Are you a Mac person or a PC person?
That question has been asked for years, often as a veiled way to discern whether someone prefers a polished, beautiful and easy experience or the ability to control every little detail at the expense of usability and a potentially steep learning curve.
Over the years, we’ve seen IT tools move toward the “PC” end of the “Mac-PC” dichotomy, offering more granular control and flexibility, but requiring time and dedication to learn the complexities and nuances of each piece of software. However, as IT teams are stretched thin and time becomes increasingly scarce, there is a need to re-balance. While remaining configurable and customizable, systems must filter out noise and only demand human attention when absolutely necessary.
For disaster recovery and data backup, this principle can be thought of as “manage by exception”. In the context of systems and data that underpin the operations of a firm, the answer to the question “Am I protected?” isn’t as simple as whether the latest backup was successful. Instead, IT personnel need to take a holistic approach to understanding when protection is adequate and when they must spend time and effort taking corrective actions to ensure the safety and security of critical information.
Making the Exception Fit Into the Rule
Adequate and acceptable protection is something that every agency needs to define for itself. What constitutes acceptable will vary according to many factors. For a small firm, adequate protection may be defined as one successful backup per day. In a more sophisticated or sensitive-data scenario, for example, that tolerance threshold may narrow to one successful backup every hour. The requirements are influenced by the importance of each system being protected, as well as the rate and volume of data being created or updated.
Once an appropriate threshold is determined, human action should only be required when the threshold isn’t met. For instance, if running backups every hour, but circumstances only require a daily backup to consider the system to be adequately protected, then one doesn’t need to spend time or effort investigating one failed backup during the day. Perhaps the server was offline for maintenance at the time the backup failed. The “manage by exception” concept relies on answering the question “Am I protected?” as opposed to “Did my backup succeed?”
In other words, don’t let the exception define the rule, but rather define the rule to allow for exceptions.
The Tools of the “Manage by Exception” Trade
As with the Mac versus PC debate, different disaster recovery and backup tools also offer a choice. If the efficiency of your IT team matters, then consider the following when evaluating tools:
● Does the solution let you specify different protection thresholds across multiple systems to be protected?
● How are users informed about the health of protection? Is a dashboard available to give a quick overview? Or do you need to log in and spend time digging through multiple screens about backups to arrive at the same information?
● Does the system provide alerts when the protection health falls outside the threshold window? Or are alerts limited to activity status, such as “backup failed”?
● Does the solution integrate with systems already in use for overall health tracking of the IT environment, such as remote monitoring and management tools?
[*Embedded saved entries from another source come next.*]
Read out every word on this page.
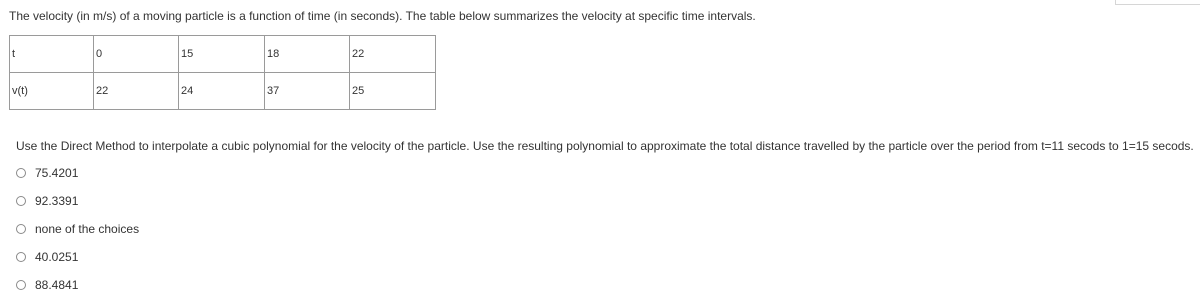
The velocity (in m/s) of a moving particle is a function of time (in seconds). The table below summarizes the velocity at specific time intervals.
t	0	15	18	22
v(t)	22	24	37	25
Use the Direct Method to interpolate a cubic polynomial for the velocity of the particle. Use the resulting polynomial to approximate the total distance travelled by the particle over the period from t=11 secods to 1=15 secods.
75.4201
92.3391
none of the choices
40.0251
88.4841
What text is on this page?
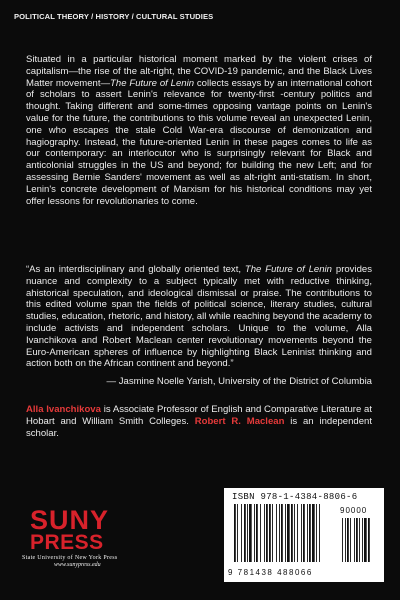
POLITICAL THEORY / HISTORY / CULTURAL STUDIES

Situated in a particular historical moment marked by the violent crises of capitalism—the rise of the alt-right, the COVID-19 pandemic, and the Black Lives Matter movement—The Future of Lenin collects essays by an international cohort of scholars to assert Lenin's relevance for twenty-first -century politics and thought. Taking different and some-times opposing vantage points on Lenin's value for the future, the contributions to this volume reveal an unexpected Lenin, one who escapes the stale Cold War-era discourse of demonization and hagiography. Instead, the future-oriented Lenin in these pages comes to life as our contemporary: an interlocutor who is surprisingly relevant for Black and anticolonial struggles in the US and beyond; for building the new Left; and for assessing Bernie Sanders' movement as well as alt-right anti-statism. In short, Lenin's concrete development of Marxism for his historical conditions may yet offer lessons for revolutionaries to come.

“As an interdisciplinary and globally oriented text, The Future of Lenin provides nuance and complexity to a subject typically met with reductive thinking, ahistorical speculation, and ideological dismissal or praise. The contributions to this edited volume span the fields of political science, literary studies, cultural studies, education, rhetoric, and history, all while reaching beyond the academy to include activists and independent scholars. Unique to the volume, Alla Ivanchikova and Robert Maclean center revolutionary movements beyond the Euro-American spheres of influence by highlighting Black Leninist thinking and action both on the African continent and beyond.”

— Jasmine Noelle Yarish, University of the District of Columbia

Alla Ivanchikova is Associate Professor of English and Comparative Literature at Hobart and William Smith Colleges. Robert R. Maclean is an independent scholar.

SUNY
PRESS
State University of New York Press
www.sunypress.edu
ISBN 978-1-4384-8806-6
90000
9 781438 488066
Time is a precious commodity for any IT professional — most rarely have enough time to do what needs to be done as it is. Put simply, “manage by exception” frees up time. For example, if a backup fails because someone is running maintenance, and a subsequent backup succeeds and is still within your protection threshold, the failure can be ignored. The answer to “Am I protected?” is still going to be yes. Without this philosophy, someone would have to investigate why the backup failed, wasting both valuable time and resources.
To employ this approach in the IT landscape, IT teams need to look at their solutions and determine whether they have the ability to specify protection rules with distinct tolerance thresholds. Being able to set thresholds and have alerts contribute to a “manage by exception” experience yields greater efficiency and streamlined operations, freeing up one of the most valuable resources — time.